Da Don Bosco non si trattava di sport organizzato, ma di gioco fisico in generale: sbarra, corsa con i sacchi, salto in lungo… La differenza è che il gioco è un’attività aperta a tutti, mentre lo sport è rivolto a piccoli gruppi di giovani con una certa abilità. Don Bosco, cioè, utilizzava i giochi fisici e la ginnastica come strumento educativo.
Il gioco è indispensabile
Il concetto di gioco di Don Bosco era innovativo, perché riconoscendone l’utilità, ne vedeva la necessità per lo sviluppo integrale dei giovani. Il gioco è essenziale per la crescita di un ragazzo, perché lo aiuta a dirigere le sue energie e i suoi impulsi, a controllare la sua forza e ad acquisire un migliore senso di sé attraverso la competizione con gli altri, favorendo il contatto e l’interazione.
Don Bosco voleva un grande cortile per far giocare un gran numero di giovani. La sua idea di ricreazione era insolita per il suo tempo, perché all’epoca ci si accontentava di un piccolo giardino dove camminare in piccoli gruppi a chiacchierare. Ma per lui non bastava: Don Bosco voleva il movimento, l’attività fisica intensa, sebbene certamente non pericolosa.
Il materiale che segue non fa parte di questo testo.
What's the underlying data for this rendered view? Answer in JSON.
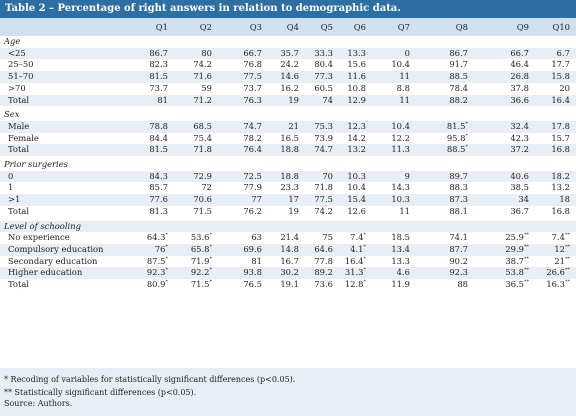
{
  "title": "Table 2 – Percentage of right answers in relation to demographic data.",
  "columns": [
    "Q1",
    "Q2",
    "Q3",
    "Q4",
    "Q5",
    "Q6",
    "Q7",
    "Q8",
    "Q9",
    "Q10"
  ],
  "groups": [
    {
      "name": "Age",
      "rows": [
        {
          "label": "<25",
          "cells": [
            "86.7",
            "80",
            "66.7",
            "35.7",
            "33.3",
            "13.3",
            "0",
            "86.7",
            "66.7",
            "6.7"
          ]
        },
        {
          "label": "25–50",
          "cells": [
            "82.3",
            "74.2",
            "76.8",
            "24.2",
            "80.4",
            "15.6",
            "10.4",
            "91.7",
            "46.4",
            "17.7"
          ]
        },
        {
          "label": "51–70",
          "cells": [
            "81.5",
            "71.6",
            "77.5",
            "14.6",
            "77.3",
            "11.6",
            "11",
            "88.5",
            "26.8",
            "15.8"
          ]
        },
        {
          "label": ">70",
          "cells": [
            "73.7",
            "59",
            "73.7",
            "16.2",
            "60.5",
            "10.8",
            "8.8",
            "78.4",
            "37.8",
            "20"
          ]
        },
        {
          "label": "Total",
          "cells": [
            "81",
            "71.2",
            "76.3",
            "19",
            "74",
            "12.9",
            "11",
            "88.2",
            "36.6",
            "16.4"
          ]
        }
      ]
    },
    {
      "name": "Sex",
      "rows": [
        {
          "label": "Male",
          "cells": [
            "78.8",
            "68.5",
            "74.7",
            "21",
            "75.3",
            "12.3",
            "10.4",
            "81.5*",
            "32.4",
            "17.8"
          ]
        },
        {
          "label": "Female",
          "cells": [
            "84.4",
            "75.4",
            "78.2",
            "16.5",
            "73.9",
            "14.2",
            "12.2",
            "95.8*",
            "42.3",
            "15.7"
          ]
        },
        {
          "label": "Total",
          "cells": [
            "81.5",
            "71.8",
            "76.4",
            "18.8",
            "74.7",
            "13.2",
            "11.3",
            "88.5*",
            "37.2",
            "16.8"
          ]
        }
      ]
    },
    {
      "name": "Prior surgeries",
      "rows": [
        {
          "label": "0",
          "cells": [
            "84.3",
            "72.9",
            "72.5",
            "18.8",
            "70",
            "10.3",
            "9",
            "89.7",
            "40.6",
            "18.2"
          ]
        },
        {
          "label": "1",
          "cells": [
            "85.7",
            "72",
            "77.9",
            "23.3",
            "71.8",
            "10.4",
            "14.3",
            "88.3",
            "38.5",
            "13.2"
          ]
        },
        {
          "label": ">1",
          "cells": [
            "77.6",
            "70.6",
            "77",
            "17",
            "77.5",
            "15.4",
            "10.3",
            "87.3",
            "34",
            "18"
          ]
        },
        {
          "label": "Total",
          "cells": [
            "81.3",
            "71.5",
            "76.2",
            "19",
            "74.2",
            "12.6",
            "11",
            "88.1",
            "36.7",
            "16.8"
          ]
        }
      ]
    },
    {
      "name": "Level of schooling",
      "rows": [
        {
          "label": "No experience",
          "cells": [
            "64.3*",
            "53.6*",
            "63",
            "21.4",
            "75",
            "7.4*",
            "18.5",
            "74.1",
            "25.9**",
            "7.4**"
          ]
        },
        {
          "label": "Compulsory education",
          "cells": [
            "76*",
            "65.8*",
            "69.6",
            "14.8",
            "64.6",
            "4.1*",
            "13.4",
            "87.7",
            "29.9**",
            "12**"
          ]
        },
        {
          "label": "Secondary education",
          "cells": [
            "87.5*",
            "71.9*",
            "81",
            "16.7",
            "77.8",
            "16.4*",
            "13.3",
            "90.2",
            "38.7**",
            "21**"
          ]
        },
        {
          "label": "Higher education",
          "cells": [
            "92.3*",
            "92.2*",
            "93.8",
            "30.2",
            "89.2",
            "31.3*",
            "4.6",
            "92.3",
            "53.8**",
            "26.6**"
          ]
        },
        {
          "label": "Total",
          "cells": [
            "80.9*",
            "71.5*",
            "76.5",
            "19.1",
            "73.6",
            "12.8*",
            "11.9",
            "88",
            "36.5**",
            "16.3**"
          ]
        }
      ]
    }
  ],
  "notes": {
    "note1": "*  Recoding of variables for statistically significant differences (p<0.05).",
    "note2": "** Statistically significant differences (p<0.05).",
    "source": "Source: Authors."
  }
}
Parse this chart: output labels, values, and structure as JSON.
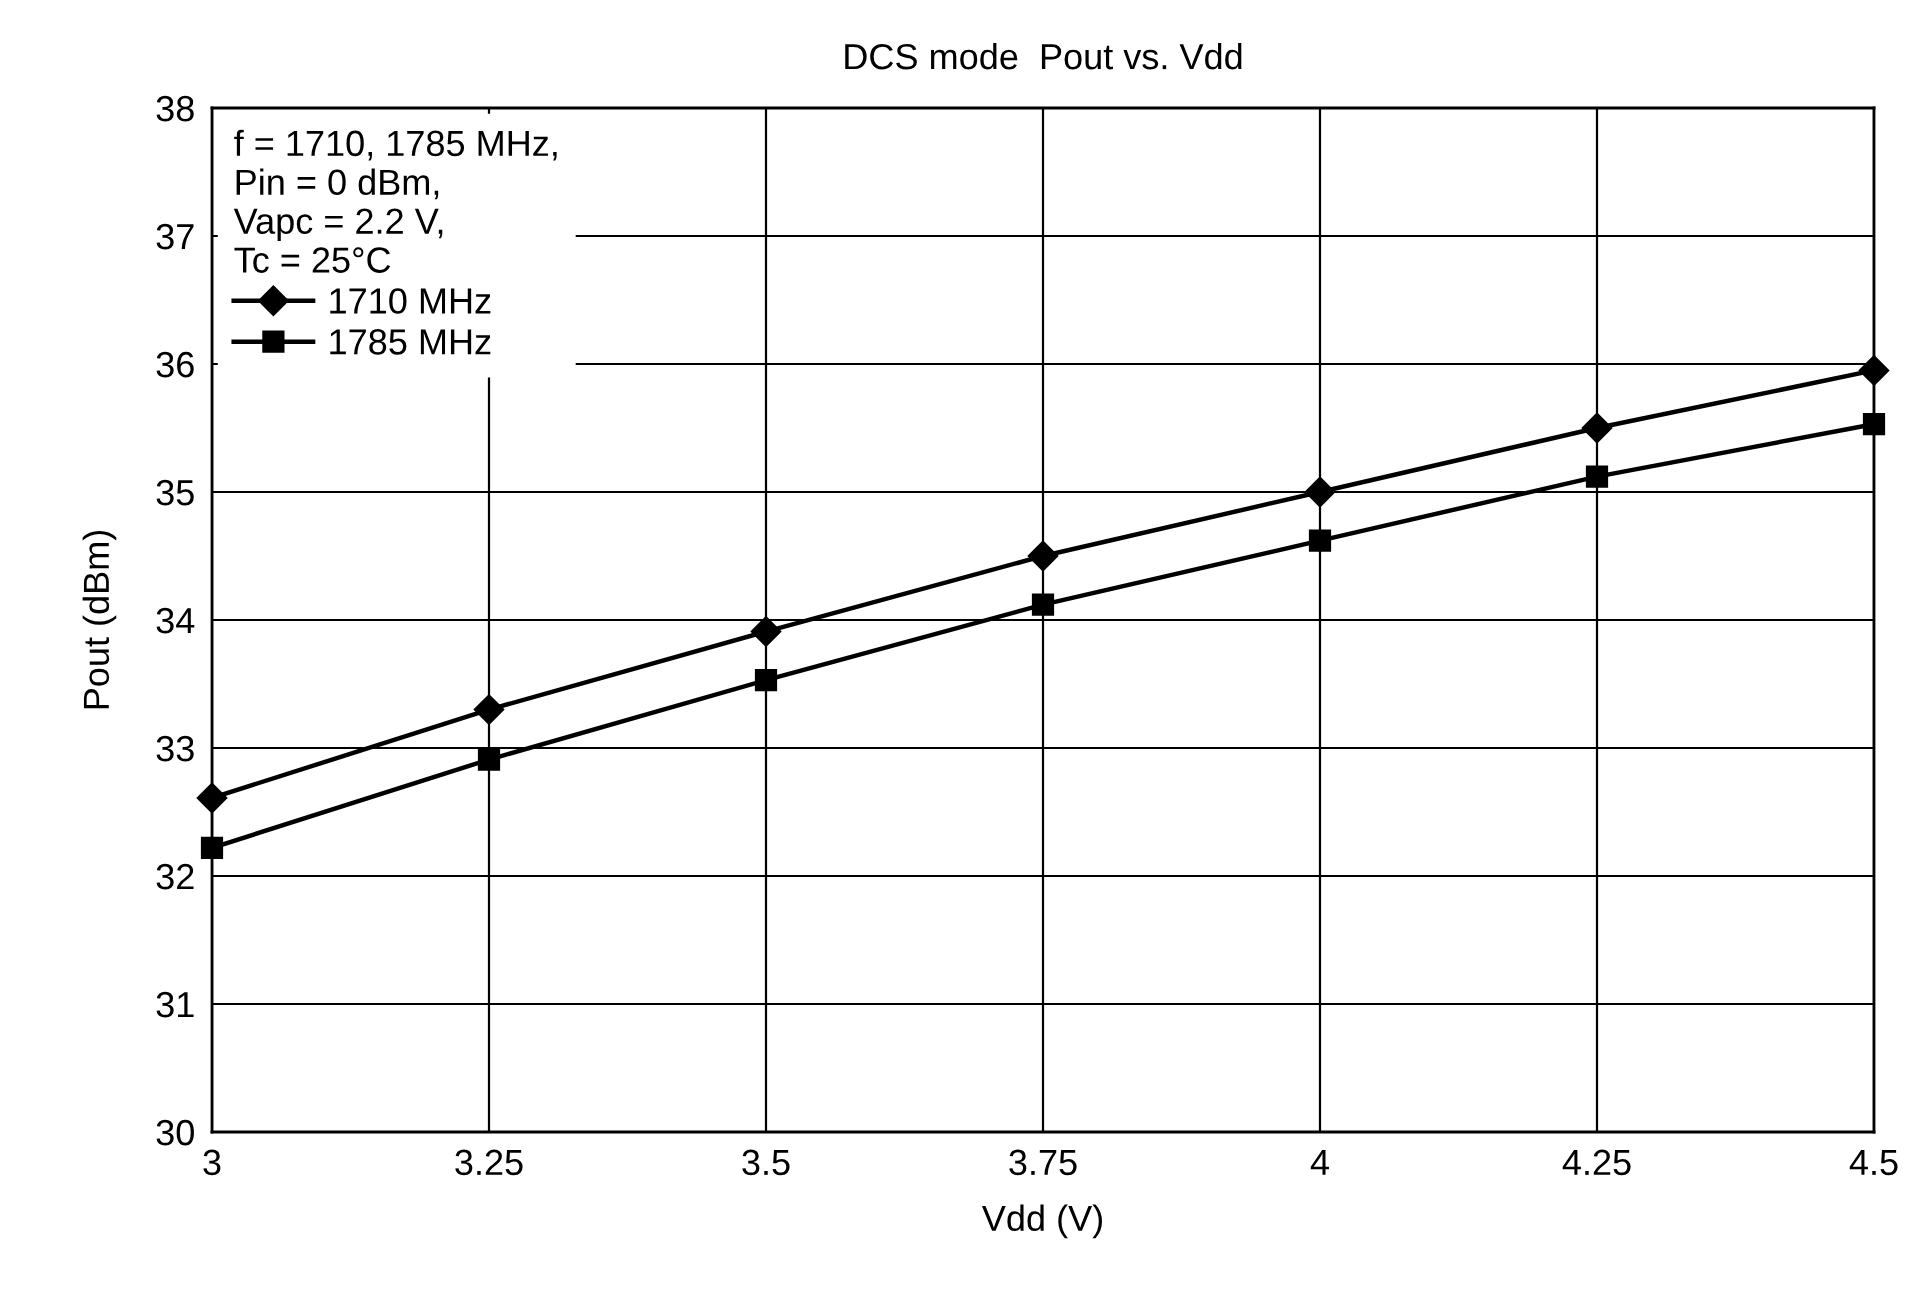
{
  "chart_data": {
    "type": "line",
    "title": "DCS mode  Pout vs. Vdd",
    "xlabel": "Vdd (V)",
    "ylabel": "Pout (dBm)",
    "legend_title": "f = 1710, 1785 MHz,\nPin = 0 dBm,\nVapc = 2.2 V,\nTc = 25°C",
    "x": [
      3,
      3.25,
      3.5,
      3.75,
      4,
      4.25,
      4.5
    ],
    "series": [
      {
        "name": "1710 MHz",
        "color": "#000000",
        "marker": "diamond",
        "values": [
          32.61,
          33.3,
          33.91,
          34.5,
          35.0,
          35.5,
          35.95
        ]
      },
      {
        "name": "1785 MHz",
        "color": "#000000",
        "marker": "square",
        "values": [
          32.22,
          32.91,
          33.53,
          34.12,
          34.62,
          35.12,
          35.53
        ]
      }
    ],
    "xlim": [
      3,
      4.5
    ],
    "xticks": [
      3,
      3.25,
      3.5,
      3.75,
      4,
      4.25,
      4.5
    ],
    "ylim": [
      30,
      38
    ],
    "yticks": [
      30,
      31,
      32,
      33,
      34,
      35,
      36,
      37,
      38
    ],
    "grid": true,
    "legend": "top left",
    "line_style": "solid"
  }
}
Anche gli educatori vi partecipano attivamente, ma senza abbandonare il loro ruolo di supervisione. Per Don Bosco era ben chiaro che così non perdevano la loro dignità, ma, al contrario, guadagnavano l’amicizia e la fiducia dei giovani. Era convinto che questo desse forza alla loro presenza. Lui stesso si divertiva a partecipare ai giochi il più possibile e continuava a guidarli. Incoraggiava uno, invitava un altro, coglieva l’occasione per lasciare un avvertimento o inserire una parola di simpatia verso questo o quel giovane.
Per Don Bosco il gioco è un grande strumento per scacciare la tristezza e i pensieri cattivi ed evitava i disturbi associati all’ozio e alla noia: crea un clima di divertimento, allegria e gioia, che egli considerava un prerequisito per l’educazione. Ed egli lo sapeva bene, avendo sperimentato questa gioia da bambino, quando le acrobazie e le prodezze fisiche diventavano uno spettacolo che riempiva gli occhi e commuoveva le menti e i cuori.